Some limitations of the present study should be highlighted. Although the hyperparameters of the ResNet-18 were tuned, we did not perform an extensive optimization of the model architectures, neither for the NLP nor for the models processing the images. We also did not attempt using solutions specifically designed for noisy labels, which may improve the robustness of the predictions.30,31 It should be expected that a higher degree of optimization may determine better performances; however, the use of off-the-shelf models was evidently sufficient to demonstrate the validity of the study hypothesis, i.e. NLP-generated annotations are a valuable resource for training models able to detect radiological findings on images. Another limitation is the relatively small size of the datasets used, 14777 reports and 10083 image couples; although these numbers are larger than those in most AI studies in the field of musculoskeletal radiology,32,33 the use of NLP instead of manual annotations would in principle allow for much larger sizes, even millions of images, which are indeed available in the PACS of our institution. In the present study, the choice of limiting the dataset size was due to practical considerations about the availability of hardware resources for training the models, storage space, as well as the lack of convenient software tools for retrieving images and reports, which are currently being developed. Again, this limitation did not prevent proving the validity of the study hypothesis, which is expected to become even more evident if larger sets of images and reports were available.

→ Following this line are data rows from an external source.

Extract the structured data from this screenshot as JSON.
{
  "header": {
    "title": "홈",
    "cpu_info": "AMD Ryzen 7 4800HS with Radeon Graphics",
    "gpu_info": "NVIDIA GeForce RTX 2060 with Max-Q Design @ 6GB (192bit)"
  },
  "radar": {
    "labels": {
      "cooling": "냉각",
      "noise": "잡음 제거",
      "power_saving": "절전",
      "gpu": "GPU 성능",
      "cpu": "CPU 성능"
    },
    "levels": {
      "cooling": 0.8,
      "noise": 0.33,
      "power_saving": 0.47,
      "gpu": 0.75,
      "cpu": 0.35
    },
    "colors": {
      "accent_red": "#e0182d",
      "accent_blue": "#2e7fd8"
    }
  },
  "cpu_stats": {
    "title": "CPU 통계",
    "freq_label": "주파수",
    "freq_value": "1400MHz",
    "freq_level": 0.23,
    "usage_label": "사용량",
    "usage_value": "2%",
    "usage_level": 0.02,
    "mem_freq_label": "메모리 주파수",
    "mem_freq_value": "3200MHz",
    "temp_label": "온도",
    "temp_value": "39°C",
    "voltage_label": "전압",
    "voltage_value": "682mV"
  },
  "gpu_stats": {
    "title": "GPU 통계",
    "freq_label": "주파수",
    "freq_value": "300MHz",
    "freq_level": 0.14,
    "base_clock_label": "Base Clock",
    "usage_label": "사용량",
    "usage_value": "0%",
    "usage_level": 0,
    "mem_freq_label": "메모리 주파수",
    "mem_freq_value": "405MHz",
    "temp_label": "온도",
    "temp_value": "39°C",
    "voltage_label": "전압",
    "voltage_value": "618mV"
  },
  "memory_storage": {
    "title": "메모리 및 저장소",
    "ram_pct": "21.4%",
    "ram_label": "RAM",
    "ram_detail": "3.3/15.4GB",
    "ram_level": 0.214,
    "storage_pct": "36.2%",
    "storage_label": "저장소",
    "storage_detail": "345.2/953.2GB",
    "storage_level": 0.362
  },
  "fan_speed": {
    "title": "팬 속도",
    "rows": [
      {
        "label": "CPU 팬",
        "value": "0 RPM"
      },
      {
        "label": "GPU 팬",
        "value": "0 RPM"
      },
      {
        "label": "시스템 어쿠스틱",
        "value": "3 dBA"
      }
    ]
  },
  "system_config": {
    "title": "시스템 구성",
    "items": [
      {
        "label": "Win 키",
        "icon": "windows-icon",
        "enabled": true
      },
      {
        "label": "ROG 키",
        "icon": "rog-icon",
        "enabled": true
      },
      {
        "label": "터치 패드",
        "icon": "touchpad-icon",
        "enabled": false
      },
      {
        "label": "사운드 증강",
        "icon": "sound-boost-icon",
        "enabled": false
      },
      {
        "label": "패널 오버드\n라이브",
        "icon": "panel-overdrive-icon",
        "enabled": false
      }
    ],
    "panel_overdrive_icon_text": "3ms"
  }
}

In conclusion, this study demonstrated that NLP can generate valuable training data for deep learning models able to detect radiological findings in spine images. Although with limitations associated with the noisy nature of the NLP predictions and the reports themselves, this approach is effective in mitigating the difficulties associated with the manual annotation of large quantities of data, and opens the way to the era of big data for AI tools in musculoskeletal radiology.
Footnotes
Authors’ Note
The study was approved by the ethical committee of IRCCS Ospedale San Raffaele (protocol “RETRORAD”). All patients provided written informed consent for the use of images and anonymized data for scientific and educational purposes.
Declaration of Conflicting Interests
The author(s) declared no potential conflicts of interest with respect to the research, authorship, and/or publication of this article.
Funding
The author(s) received no financial support for the research, authorship, and/or publication of this article.